Speaking to delegates as a motion calling on Siptu to lobby the Government to implement a range of issues including formal recognition of the State of Palestine was passed by the conference, Mr Lynch said the union movement needed to make its voice heard in support of the civilians currently suffering due to the Israeli bombardment of Gaza.

“The biggest issue facing the world at this moment is this conflict and the unions have got to be there in the forefront,” he said.

“There are some people in our movement who are trying to hide away from that but you can’t hide away from history. You have to be on the right side or you will be judged in the future.

“So the whole labour movement and the whole workers’ movement has to stand up for the people of Palestine and stand for peace and justice in that region.”

Mr Lynch said the pay deal currently being balloted on by the membership of his union in Britain, the RMT, was not what they had set out to achieve but was “unconditional” and would avoid compulsory redundancies in the sector at least until the end of next year.
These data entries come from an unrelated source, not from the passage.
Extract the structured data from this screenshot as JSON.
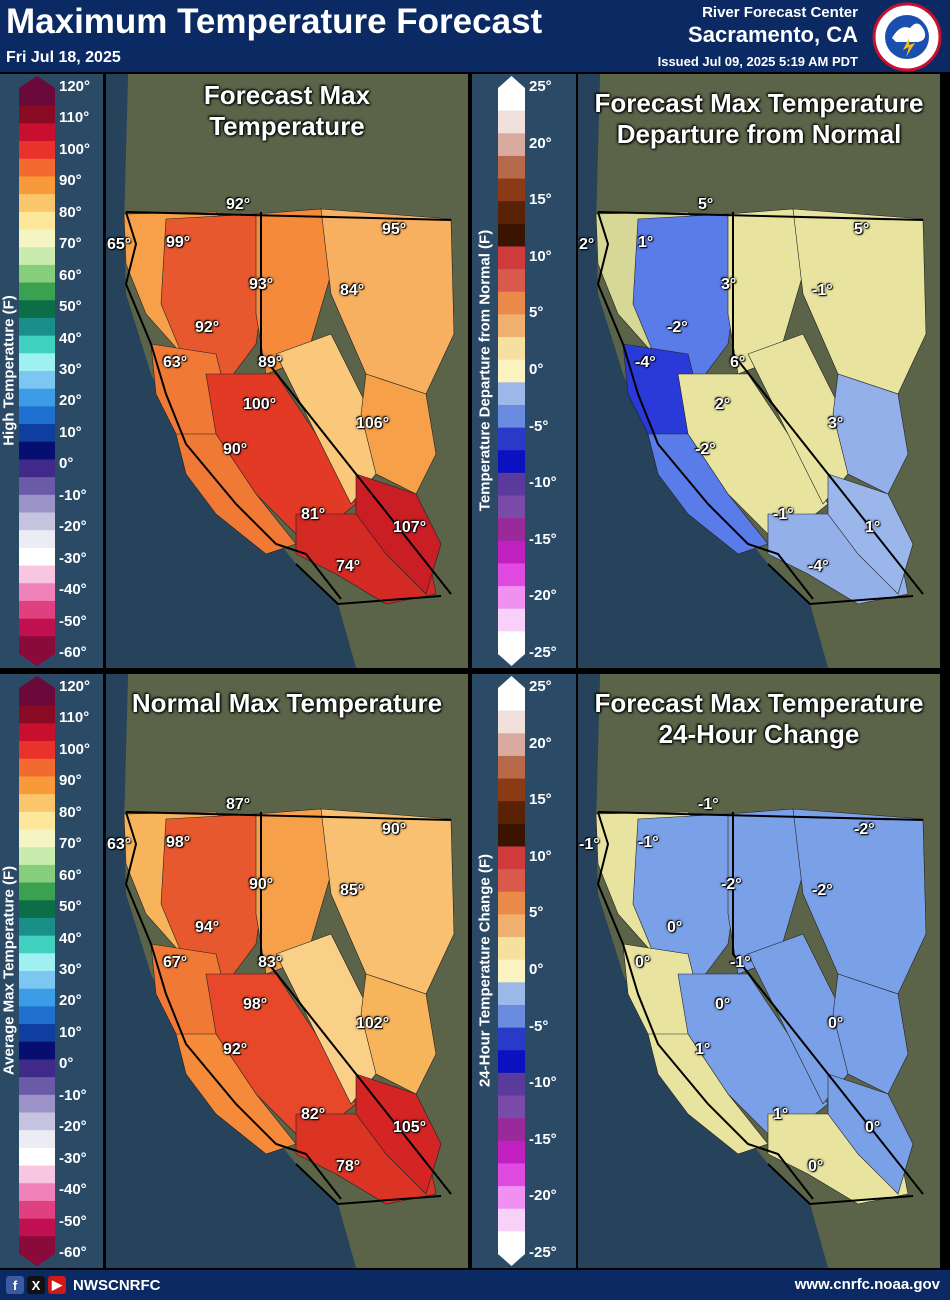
{
  "header": {
    "title": "Maximum Temperature Forecast",
    "date": "Fri Jul 18, 2025",
    "office_line1": "River Forecast Center",
    "office_line2": "Sacramento, CA",
    "issued": "Issued Jul 09, 2025 5:19 AM PDT",
    "logo_text": "NATIONAL WEATHER SERVICE"
  },
  "footer": {
    "handle": "NWSCNRFC",
    "url": "www.cnrfc.noaa.gov",
    "social_icons": [
      "facebook-icon",
      "x-icon",
      "youtube-icon"
    ]
  },
  "legends": {
    "temp_ticks": [
      "120°",
      "110°",
      "100°",
      "90°",
      "80°",
      "70°",
      "60°",
      "50°",
      "40°",
      "30°",
      "20°",
      "10°",
      "0°",
      "-10°",
      "-20°",
      "-30°",
      "-40°",
      "-50°",
      "-60°"
    ],
    "temp_colors": [
      "#6b0a3a",
      "#8a0a24",
      "#c8102e",
      "#e8322b",
      "#f26a30",
      "#f89a3a",
      "#fbc66b",
      "#fde79a",
      "#f4f5c2",
      "#c9ecae",
      "#86ce7c",
      "#3aa150",
      "#0c6e46",
      "#1a8f8a",
      "#3fd0c0",
      "#9ff0f0",
      "#7cc6f2",
      "#3d9ce6",
      "#1e6fd0",
      "#0d3ea0",
      "#060f70",
      "#3f2a8a",
      "#6a5aa8",
      "#9b93c8",
      "#c6c3e0",
      "#ececf4",
      "#ffffff",
      "#f8c6e0",
      "#f080b8",
      "#e0407f",
      "#c01050",
      "#8a0a3a"
    ],
    "temp_left_title": "High Temperature (F)",
    "temp_left_title_bottom": "Average Max Temperature (F)",
    "dep_ticks": [
      "25°",
      "20°",
      "15°",
      "10°",
      "5°",
      "0°",
      "-5°",
      "-10°",
      "-15°",
      "-20°",
      "-25°"
    ],
    "dep_colors": [
      "#ffffff",
      "#f0e0dc",
      "#d9aaa0",
      "#b66a4a",
      "#8a3a14",
      "#5a2204",
      "#3a1400",
      "#cf3b3b",
      "#d95a4a",
      "#e98a4a",
      "#f0b070",
      "#f6e0a0",
      "#fbf4c0",
      "#9cb8e8",
      "#6a8ce0",
      "#2a3ac8",
      "#0b10c0",
      "#5a3a9a",
      "#7a4aa8",
      "#9a2a9a",
      "#c020c0",
      "#e04ae0",
      "#f090f0",
      "#f8d0f8",
      "#ffffff"
    ],
    "dep_title": "Temperature Departure from Normal (F)",
    "change_title": "24-Hour Temperature Change (F)"
  },
  "panels": [
    {
      "title_line1": "Forecast Max",
      "title_line2": "Temperature",
      "labels": [
        "65°",
        "92°",
        "99°",
        "95°",
        "93°",
        "84°",
        "92°",
        "63°",
        "89°",
        "100°",
        "106°",
        "90°",
        "81°",
        "107°",
        "74°"
      ]
    },
    {
      "title_line1": "Forecast Max Temperature",
      "title_line2": "Departure from Normal",
      "labels": [
        "2°",
        "5°",
        "1°",
        "5°",
        "3°",
        "-1°",
        "-2°",
        "-4°",
        "6°",
        "2°",
        "3°",
        "-2°",
        "-1°",
        "1°",
        "-4°"
      ]
    },
    {
      "title_line1": "Normal Max Temperature",
      "title_line2": "",
      "labels": [
        "63°",
        "87°",
        "98°",
        "90°",
        "90°",
        "85°",
        "94°",
        "67°",
        "83°",
        "98°",
        "102°",
        "92°",
        "82°",
        "105°",
        "78°"
      ]
    },
    {
      "title_line1": "Forecast Max Temperature",
      "title_line2": "24-Hour Change",
      "labels": [
        "-1°",
        "-1°",
        "-1°",
        "-2°",
        "-2°",
        "-2°",
        "0°",
        "0°",
        "-1°",
        "0°",
        "0°",
        "1°",
        "1°",
        "0°",
        "0°"
      ]
    }
  ]
}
Before that, he said, railworkers would be back at the negotiating table in February for talks on a deal to run beyond then.

Omar Barghouti , one of the founders of the BDS movement which calls for a boycott of Israel and divestment by companies operating in the country described events in Gaza as “the world’s first televised genocide,” in his address to the conference.

He described the situation as “an unprecedented dehumanisation of the Palestinian people” and said Ireland needed to do more to halt the current violence.

Support for the people of Gaza was also expressed in a speech on organising in the private sector given by Greg Ennis who won the union’s election to succeed Gerry McCormack, who will retire in the new year, as one of Siptu’s three Deputy general secretaries.

Ethel Buckley and John King were re-elected unopposed to the other two positions.

Mr Ennis said growing the union’s membership in private sector workplaces, where it has become far less of a force over time, would be his top priority.

“Many working people,” he said had been “crucified over the last 12 months or so, by record inflation, extortionate rent and the crippling cost-of-living crisis. We are today experiencing record numbers of employment in Ireland, but our membership levels and consequential Union density continues to slide.

“We must secure an effective mechanism to arrest this decline in the private sector,” he said.